Logistic regression analysis showed relatively high sensitivity and specificity (92% and 79%) in AIP diagnosis, with AUC reaching to 0.930 (P<0.001), as shown in Fig 2F.

Discussion

In this study, we reported concentration differences of the four serum markers, Ca 19–9, eosinophil percentage, globulin and hemoglobin, in patients with AIP and pancreatic adenocarcinoma. We hope that this research will provide additional evidence to differential diagnosis between the two diseases. Serum levels of globulin, eosinophil percentage in AIP group were significantly higher than those in pancreatic cancer group (p<0.05), while hemoglobin and tumor marker CA19-9 levels were significantly lower (p<0.05). In a single test, none of these serological markers was sufficient for diagnosis. However, the combination of these four could identify AIP with sensitivity of 92% and specificity of 79%, which indicates a relatively high diagnostic value.
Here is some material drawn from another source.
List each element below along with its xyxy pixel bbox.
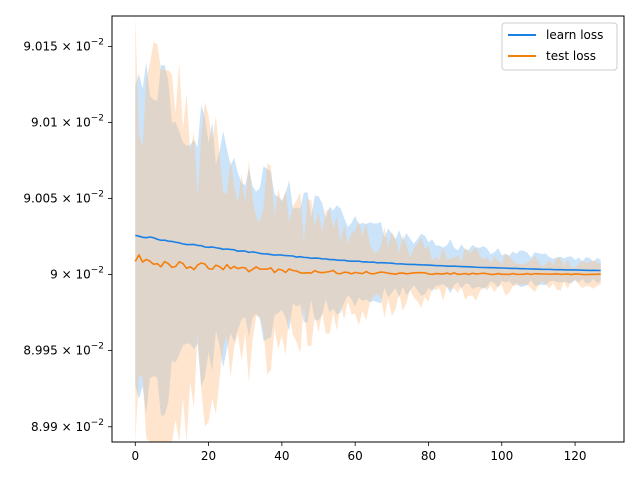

Although our study is not the first one to address diagnostic ability of a combination of serological markers, we found that this is the first study to apply serum eosinophil and hemoglobin levels in differential diagnostic tests. As routinely performed tests, results of complete blood count and clinical biochemistry can provide early phase of evidence and initiate diagnosis of AIP in the settings of jaundice or mass formation. When patients with suspected pancreatic malignancy come to visit, a review of the imaging data is essential if globulin, eosinophil levels rise and hemoglobin decreases. A subsequent serum IgG4 test should be ordered if the typical imaging features of AIP are disclosed [18]. Here we put forward a clinical pathway regarding patients presenting with objective jaundice or mass formation. Strategy for initiation of AIP wok-up is based on combined analysis of Ca19-9 level, Eosinophil percentage, Globulin and Hemoglobin level[3, 19] (Fig 3).

Fig 3. An algorithm of clinical pathway for distinguishing autoimmune pancreatitis from pancreatic cancer.

Fig 3

Strategy for initiation of AIP wok-up is based on combined analysis of Ca19-9 level, Eosinophil percentage, Globulin and Hemoglobin level. Elevated eosinophil percentage, globulin level together with decreased hemoglobin level are suggestive of AIP. According to our present study, Ca19-9 < 306.75 u/ml, E%>4.15%, Globulin>29.80 g/L and Hb (M) < 114.5 g/L Or Hb (F) < 118.5 g/L are suggested to be the cut-off value for diagnosis. Abbreviations: AIP, autoimmune pancreatitis; ICDC, International Consensus Diagnostic Criteria for AIP; HISORt, histology, imaging, serology, other organ involvement, response to steroid therapy criteria for autoimmune pancreatitis.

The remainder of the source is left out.